Showing posts with label advice. Show all posts
Showing posts with label advice. Show all posts

Tuesday, June 12, 2012

ice coffee

just so you know: if you order an ice coffee Cesky Krumlov, Czech Republic, they give you a cup with ice, milk, a few shots of espresso, and an ice cream bar. And they act like it's the most normal thing in the world.

Sunday, June 3, 2012

shameless plug

so i'm right in the middle of a big fight with Piston Honda and in between the first and second round, i ask doc (my manager) for some advice (boxing advice, obviously) and get this, he says to me "Join the Nintendo Fun Club today! Mac."

Are you kidding me?! I'M IN THE MIDDLE OF A BOXING MATCH, DOC! also, why did you exclaim "Join the Nintendo Fun Club today!" and then add "Mac." as it's own sentence? you're a terrible manager and a weird human, doc.

Thursday, May 31, 2012

premium weiners

weiners is a funny word and it always will be. deal with it.

Saturday, March 31, 2012

outerspace bubbles

Monkey and Doghead thought it could never happen to them. but they were wrong. anyone can get trapped in an outerspace bubble. be careful out there, folks.

humility is important

if you ever start to feel like you're a pretty normal looking person, just take a picture or yourself really close up with your phone. it'll keep you in check.

Friday, December 2, 2011

the importance of nose

mickey mouse is utterly terrifying without his nose. with his nose? only somewhat terrifying.

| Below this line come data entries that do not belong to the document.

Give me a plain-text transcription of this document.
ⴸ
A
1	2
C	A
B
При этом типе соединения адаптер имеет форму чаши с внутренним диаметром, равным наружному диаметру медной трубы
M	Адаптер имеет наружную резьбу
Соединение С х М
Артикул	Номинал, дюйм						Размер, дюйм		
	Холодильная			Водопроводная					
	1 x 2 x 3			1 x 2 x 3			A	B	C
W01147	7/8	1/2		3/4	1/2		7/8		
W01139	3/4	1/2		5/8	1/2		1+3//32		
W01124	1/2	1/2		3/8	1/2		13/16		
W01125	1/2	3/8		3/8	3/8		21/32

Friday, September 30, 2011

jogging

ADVICE: you may find yourself feeling a little down in the dumps. then you may remember hearing somewhere that jogging is a good way to clear your mind and cheer up a bit. but here's what really happens: jogging reminds you that you can't even do that right! then you've got one more thing to be bummed about.

schoolpants says: don't do it!

Sunday, September 25, 2011

toilet paper tube

this toilet paper tube is much larger in diameter than the toilet paper i use at home.

Monday, May 17, 2010

polishing the basketball

word to the wise: next time you're painting a basketball with white nail polish, open a window, man. otherwise, you're gonna start get dizzy and feels weird. uh oh.

Friday, January 8, 2010

letters to schoolpants

i get lots of emails from my readers. day after day, hundreds of thousands of millions of letters appear in my inbox. some of them carry messages of thanks and encouragement. others contain marriage proposals or erotic photos. most, however, are letters asking for advice. i do my best at responding to every letter personally. actually i don't. but from now on, i'm going to reply to some in a segment i like to call LETTERS TO SCHOOLPANTS. here is today's letter:
Dear Schoolpants,

Hi. How are you? I'm lousy. I'm bored out of my mind all the time and I'm sick of everything. All I do anymore is work and sleep. In my free time, all I can think of is how rotten everything is. There's nothing to do. I try to eat but every type of food sucks. I try to watch tv but who wants to watch a bunch of morons pretend to do stuff. I try to read but everything's so damned boring. It just pisses me off. You seem like a nice enough guy. What do you recommend I do?

Sincerely,
Sleepless in Seatle
well, here's my advice: Seattle has two t's not one. my second piece of advice is: what your experiencing is a case of the doldrums. there's nothing you can do about it. just ride it out. write a blog or something. write anything. write about writing. write a letter to yourself and respond to it. it doesn't have to be good. just do it to pass the time. you're gonna be okay. and if things don't get better in a few weeks, you can run away and hitchhike across the USA and live like a hobo until you die. doesn't that sound like fun?